Le président du Mexique, Andrés Manuel Lopez Obrador, a offensé jeudi la communauté juive de son pays en traitant d’«hitlérien» l’un de ses nombreux détracteurs, juif lui-même. «Hier j’ai dit que ce monsieur Alazraki était hitlérien», a déclaré le président en visant un éditorialiste, Carlos Alazraki. «Monsieur Alazraki est un adepte de la pensée de Hitler», a-t-il répété lors de son intervention quotidienne de plus de deux heures.

«Qui était le propagandiste principal de Hitler? Goebbels», a poursuivi le président de gauche nationaliste, adepte des grandes références historiques. «Goebbels disait qu’un mensonge qui se répète souvent pouvait se transformer en vérité. Eh bien c’est l’essence de la stratégie de publicistes ou de propagandistes comme Alazraki». «J’ai beaucoup d’amis dans la communauté juive», a-t-il ajouté. «Mais cela ne veut pas dire que toute la communauté est autorisée à faire du tort à un mouvement de transformation, rien que par ses idéaux, ses pensées, son conservatisme et, je le répète, son hitlérisme».

Élu en 2018, le président de gauche nationaliste prétend conduire la «quatrième transformation» du Mexique après l’indépendance de 1821, les réformes libérales de 1857 et la Révolution de 1910-17. Une des figures de son Mouvement pour la régénération nationale (Morena), la maire de Mexico Claudia Sheinbaum, sa possible dauphine lors de la prochaine élection en 2024, est petite-fille de juifs d’Europe de l’Est. «Je ne suis pas Hitler. Je suis juif, tout comme la Sheinbaum», a répondu Carlos Alazraki dans une lettre ouverte au président dans le journal l’Universal. «Vous m’avez diffamé en me traitant d’Hitler, Mussolini, Franco, Staline».
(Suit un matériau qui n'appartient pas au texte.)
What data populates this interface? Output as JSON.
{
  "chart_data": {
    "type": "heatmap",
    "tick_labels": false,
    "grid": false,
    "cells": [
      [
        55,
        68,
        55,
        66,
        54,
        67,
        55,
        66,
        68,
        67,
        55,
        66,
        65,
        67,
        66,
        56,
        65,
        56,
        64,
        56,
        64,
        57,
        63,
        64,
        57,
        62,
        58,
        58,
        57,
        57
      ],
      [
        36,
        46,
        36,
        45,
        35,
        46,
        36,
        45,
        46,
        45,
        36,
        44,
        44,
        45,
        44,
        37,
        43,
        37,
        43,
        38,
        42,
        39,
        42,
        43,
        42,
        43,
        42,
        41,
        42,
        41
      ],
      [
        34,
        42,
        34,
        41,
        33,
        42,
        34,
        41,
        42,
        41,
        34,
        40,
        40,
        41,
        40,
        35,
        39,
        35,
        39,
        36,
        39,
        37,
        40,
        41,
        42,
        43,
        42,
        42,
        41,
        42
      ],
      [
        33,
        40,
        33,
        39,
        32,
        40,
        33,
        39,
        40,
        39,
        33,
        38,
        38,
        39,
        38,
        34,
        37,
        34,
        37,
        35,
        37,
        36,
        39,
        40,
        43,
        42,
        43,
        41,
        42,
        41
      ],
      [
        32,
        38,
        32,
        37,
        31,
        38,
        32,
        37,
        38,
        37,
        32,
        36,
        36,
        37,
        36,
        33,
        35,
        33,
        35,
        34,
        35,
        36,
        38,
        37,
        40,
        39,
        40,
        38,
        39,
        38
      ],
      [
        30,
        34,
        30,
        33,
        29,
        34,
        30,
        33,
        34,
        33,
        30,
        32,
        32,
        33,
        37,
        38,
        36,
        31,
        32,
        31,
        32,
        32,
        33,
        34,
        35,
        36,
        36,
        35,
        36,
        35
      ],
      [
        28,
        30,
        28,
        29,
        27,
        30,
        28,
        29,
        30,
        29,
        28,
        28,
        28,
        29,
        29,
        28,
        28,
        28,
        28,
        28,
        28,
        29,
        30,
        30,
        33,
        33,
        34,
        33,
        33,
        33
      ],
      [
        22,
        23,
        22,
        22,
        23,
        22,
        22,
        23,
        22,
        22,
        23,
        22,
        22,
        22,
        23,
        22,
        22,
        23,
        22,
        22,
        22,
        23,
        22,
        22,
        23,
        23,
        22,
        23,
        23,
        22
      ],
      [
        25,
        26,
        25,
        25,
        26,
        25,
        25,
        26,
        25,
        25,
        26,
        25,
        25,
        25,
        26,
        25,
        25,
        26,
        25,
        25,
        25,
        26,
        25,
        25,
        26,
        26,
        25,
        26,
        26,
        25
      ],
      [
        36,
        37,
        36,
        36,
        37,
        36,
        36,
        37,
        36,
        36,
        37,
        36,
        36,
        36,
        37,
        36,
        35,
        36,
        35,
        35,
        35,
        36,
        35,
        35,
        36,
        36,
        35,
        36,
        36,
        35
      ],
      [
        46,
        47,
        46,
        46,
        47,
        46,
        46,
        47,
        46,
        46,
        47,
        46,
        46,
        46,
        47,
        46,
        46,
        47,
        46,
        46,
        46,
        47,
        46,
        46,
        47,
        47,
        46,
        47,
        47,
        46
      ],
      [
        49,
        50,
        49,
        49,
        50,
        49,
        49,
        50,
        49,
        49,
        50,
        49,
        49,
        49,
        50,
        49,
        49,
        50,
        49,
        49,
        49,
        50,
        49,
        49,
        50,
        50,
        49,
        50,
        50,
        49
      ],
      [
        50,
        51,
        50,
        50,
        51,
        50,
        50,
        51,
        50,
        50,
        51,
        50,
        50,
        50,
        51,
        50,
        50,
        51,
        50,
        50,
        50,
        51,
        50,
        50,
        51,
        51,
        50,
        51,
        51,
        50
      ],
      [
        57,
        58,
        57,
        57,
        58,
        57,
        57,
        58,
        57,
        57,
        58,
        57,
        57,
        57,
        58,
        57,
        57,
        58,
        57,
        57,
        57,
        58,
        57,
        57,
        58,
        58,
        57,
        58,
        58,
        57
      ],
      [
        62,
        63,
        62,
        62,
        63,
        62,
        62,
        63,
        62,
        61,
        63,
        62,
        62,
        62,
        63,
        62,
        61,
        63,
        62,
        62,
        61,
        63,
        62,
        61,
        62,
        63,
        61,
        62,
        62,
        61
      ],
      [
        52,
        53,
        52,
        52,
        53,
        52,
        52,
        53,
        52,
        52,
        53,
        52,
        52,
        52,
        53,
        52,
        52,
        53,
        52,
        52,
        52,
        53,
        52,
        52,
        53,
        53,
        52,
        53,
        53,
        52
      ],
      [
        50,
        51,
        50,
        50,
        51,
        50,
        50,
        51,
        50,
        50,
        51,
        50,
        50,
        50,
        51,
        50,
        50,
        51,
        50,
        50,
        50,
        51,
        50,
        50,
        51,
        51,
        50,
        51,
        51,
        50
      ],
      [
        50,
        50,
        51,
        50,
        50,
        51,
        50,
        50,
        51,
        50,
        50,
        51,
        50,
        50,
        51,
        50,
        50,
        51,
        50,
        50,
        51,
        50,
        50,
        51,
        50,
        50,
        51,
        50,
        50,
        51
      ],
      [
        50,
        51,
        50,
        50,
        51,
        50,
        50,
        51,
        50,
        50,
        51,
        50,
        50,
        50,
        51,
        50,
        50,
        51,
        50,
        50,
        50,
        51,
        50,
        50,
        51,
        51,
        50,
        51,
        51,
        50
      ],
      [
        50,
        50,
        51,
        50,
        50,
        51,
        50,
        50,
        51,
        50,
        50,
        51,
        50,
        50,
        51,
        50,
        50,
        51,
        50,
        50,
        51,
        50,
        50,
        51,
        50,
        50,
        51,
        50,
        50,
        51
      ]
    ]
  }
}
«Oui président, je suis néo-libéral, conservateur et »fifi« (bourgeois) (…). Et vous savez à qui je dois tout cela? À mon Mexique adoré, qui m’a donné toutes les chances de m’épanouir, tout comme à la majorité des Mexicains», a écrit l’éditorialiste. De son côté, le Comité central de la communauté juive du Mexique a rejeté «l’utilisation du terme hitlérien», jugeant «lamentable et inacceptable» toute comparaison avec «le régime le plus sanguinaire de l’histoire». D’après les chiffres officiels, la communauté juive du Mexique compte 59.000 pratiquants.

 

3 Commentaires

  1. Des mots comme fascisme nazi génocide sont employés pour désigner des gens ou des choses qui déplaisent. Peu de gens connaissent le sens précis de ces mots et le plus grand nombre ne soupçonne même pas que ce sens existe.

    Il faut prendre ces insultes comme du bavardage. Mais cela vient d’ un chef d’ état, ce qui est un peu gênant.

  2. Est-ce la France qui donne le mauvais exemple ?
    Quand des dignitaires de la communauté qualifient un candidat aux élections présidentielles de « raciste sûrement et antisémite peut-être », alors que ce candidat est juif, c’est la porte ouverte à tous les débordements.